By Deron Hamel
The collective impact and prevalence of brain disorders, including epilepsy, in Ontario is explored in a new report developed by the Ontario Brain Institute (OBI) and the Institute for Clinical and Evaluative Sciences (ICES).
Specifically, the report, which was published in July, provides an understanding of the cumulative prevalence of 13 brain disorders in Ontario.
“We wanted to get an understanding of what brain disorders look like in Ontario,” explains Jordan Antflick, the OBI’s manager of knowledge translation. “We didn’t have an accurate picture of that ever before.
“This is an objective take looking at what brain disorders look like from the perspective of the health-care system and defining them collectively as brain disorders, including mental health and neurological diseases,” he says.
“The whole idea of looking at them together begins to paint a picture of the collective impact – who’s living with brain disorders, how many new cases there are every year and (what) the cost is from the health-care system perspective.”
In short, the report will help make an economic case for the impact of brain disorders in Ontario, Antflick says.
“It gives us a very keen understanding of the costs and some of the drivers of these costs – (such as) hospital costs,” he says. “This (report) helps with policy and planning decisions to determine what services need to be invested in to support people living with epilepsy.”

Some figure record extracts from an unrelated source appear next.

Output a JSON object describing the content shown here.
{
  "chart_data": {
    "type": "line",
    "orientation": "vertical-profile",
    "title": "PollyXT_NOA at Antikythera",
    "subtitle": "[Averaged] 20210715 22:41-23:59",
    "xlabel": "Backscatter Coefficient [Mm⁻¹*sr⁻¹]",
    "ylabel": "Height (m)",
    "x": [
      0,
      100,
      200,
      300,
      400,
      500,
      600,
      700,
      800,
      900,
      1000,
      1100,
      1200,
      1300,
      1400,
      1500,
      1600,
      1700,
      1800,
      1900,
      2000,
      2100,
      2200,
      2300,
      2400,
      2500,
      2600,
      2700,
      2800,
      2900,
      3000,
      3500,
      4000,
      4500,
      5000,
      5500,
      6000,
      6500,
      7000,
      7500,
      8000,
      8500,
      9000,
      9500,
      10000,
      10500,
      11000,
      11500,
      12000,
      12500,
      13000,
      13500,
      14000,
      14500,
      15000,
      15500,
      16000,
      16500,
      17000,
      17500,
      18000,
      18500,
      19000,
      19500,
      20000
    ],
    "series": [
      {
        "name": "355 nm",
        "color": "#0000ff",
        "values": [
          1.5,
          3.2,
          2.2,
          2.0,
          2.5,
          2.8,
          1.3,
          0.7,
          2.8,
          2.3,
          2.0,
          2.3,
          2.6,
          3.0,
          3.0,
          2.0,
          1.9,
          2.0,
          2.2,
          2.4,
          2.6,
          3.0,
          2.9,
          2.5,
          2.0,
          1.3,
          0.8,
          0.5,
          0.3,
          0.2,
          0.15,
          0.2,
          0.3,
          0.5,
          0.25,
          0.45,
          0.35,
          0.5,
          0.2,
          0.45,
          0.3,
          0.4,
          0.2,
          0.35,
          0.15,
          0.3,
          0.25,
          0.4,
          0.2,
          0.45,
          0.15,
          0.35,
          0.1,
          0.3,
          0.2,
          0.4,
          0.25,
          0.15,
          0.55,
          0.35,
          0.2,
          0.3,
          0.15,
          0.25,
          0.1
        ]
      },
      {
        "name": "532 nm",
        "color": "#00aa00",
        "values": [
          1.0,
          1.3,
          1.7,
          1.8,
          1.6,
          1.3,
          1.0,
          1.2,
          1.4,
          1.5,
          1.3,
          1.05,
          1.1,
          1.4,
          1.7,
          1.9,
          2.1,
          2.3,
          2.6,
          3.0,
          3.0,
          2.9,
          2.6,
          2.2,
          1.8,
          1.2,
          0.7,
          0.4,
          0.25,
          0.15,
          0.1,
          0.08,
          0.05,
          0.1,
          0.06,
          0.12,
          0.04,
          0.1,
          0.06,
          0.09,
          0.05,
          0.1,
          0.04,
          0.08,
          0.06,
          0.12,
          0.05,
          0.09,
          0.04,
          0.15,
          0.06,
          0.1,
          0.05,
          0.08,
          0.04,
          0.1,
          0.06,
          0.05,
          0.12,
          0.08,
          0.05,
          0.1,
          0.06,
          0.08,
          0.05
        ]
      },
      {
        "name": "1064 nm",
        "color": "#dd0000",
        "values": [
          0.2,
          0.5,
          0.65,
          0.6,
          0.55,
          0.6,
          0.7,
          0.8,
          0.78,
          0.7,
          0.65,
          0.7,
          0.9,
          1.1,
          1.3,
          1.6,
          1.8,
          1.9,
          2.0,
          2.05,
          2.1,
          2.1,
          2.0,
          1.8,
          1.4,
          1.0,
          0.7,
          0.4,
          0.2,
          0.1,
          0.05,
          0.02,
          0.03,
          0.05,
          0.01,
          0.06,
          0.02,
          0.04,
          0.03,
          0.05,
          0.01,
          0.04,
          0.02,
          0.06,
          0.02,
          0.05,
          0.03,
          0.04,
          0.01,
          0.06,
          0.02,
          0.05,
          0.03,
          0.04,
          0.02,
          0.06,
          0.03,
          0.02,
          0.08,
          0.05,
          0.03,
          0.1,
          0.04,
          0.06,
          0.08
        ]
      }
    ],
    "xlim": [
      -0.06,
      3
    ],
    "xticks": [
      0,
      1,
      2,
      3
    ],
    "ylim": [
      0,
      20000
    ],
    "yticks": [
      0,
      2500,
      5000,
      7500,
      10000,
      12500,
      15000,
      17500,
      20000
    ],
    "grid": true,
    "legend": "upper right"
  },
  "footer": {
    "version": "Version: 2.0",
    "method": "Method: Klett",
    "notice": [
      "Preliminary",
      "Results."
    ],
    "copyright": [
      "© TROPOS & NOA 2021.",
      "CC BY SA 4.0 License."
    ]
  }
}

Key points in the report related to epilepsy include:
– Almost 90,000 Ontarians identified as having epilepsy during the study period of 1995-2011
– The average one-year health-care cost per person with a new diagnosis of epilepsy was $10,631
– Publicly funded health-care costs are highest for people 65 and older
– Among people who have epilepsy, more than 50 per cent of their health-care costs attributed to hospital visits and physician care
Antflick says the study is unique to Canada and Ontario because Ontario has a single payer for all publicly funded health care. This allows all transactions people make within the health-care system – including doctor and hospital visits as well as publicly funded prescriptions – to be tracked and the information stored in a single database.
This database, which is overseen by ICES, was never intended for research purposes; however, the organization has been working for many years to figure out how to use the data for research purposes as well as to understand how the health-care system works and how to make it more efficient, Antflick says.
“We have created a very rich source of data that’s standardized and provides a very accurate perspective of the health-care system, (and) we have the clinical expertise and the people who understand this data and make sense of it, and that’s who we worked with to create this report,” he says.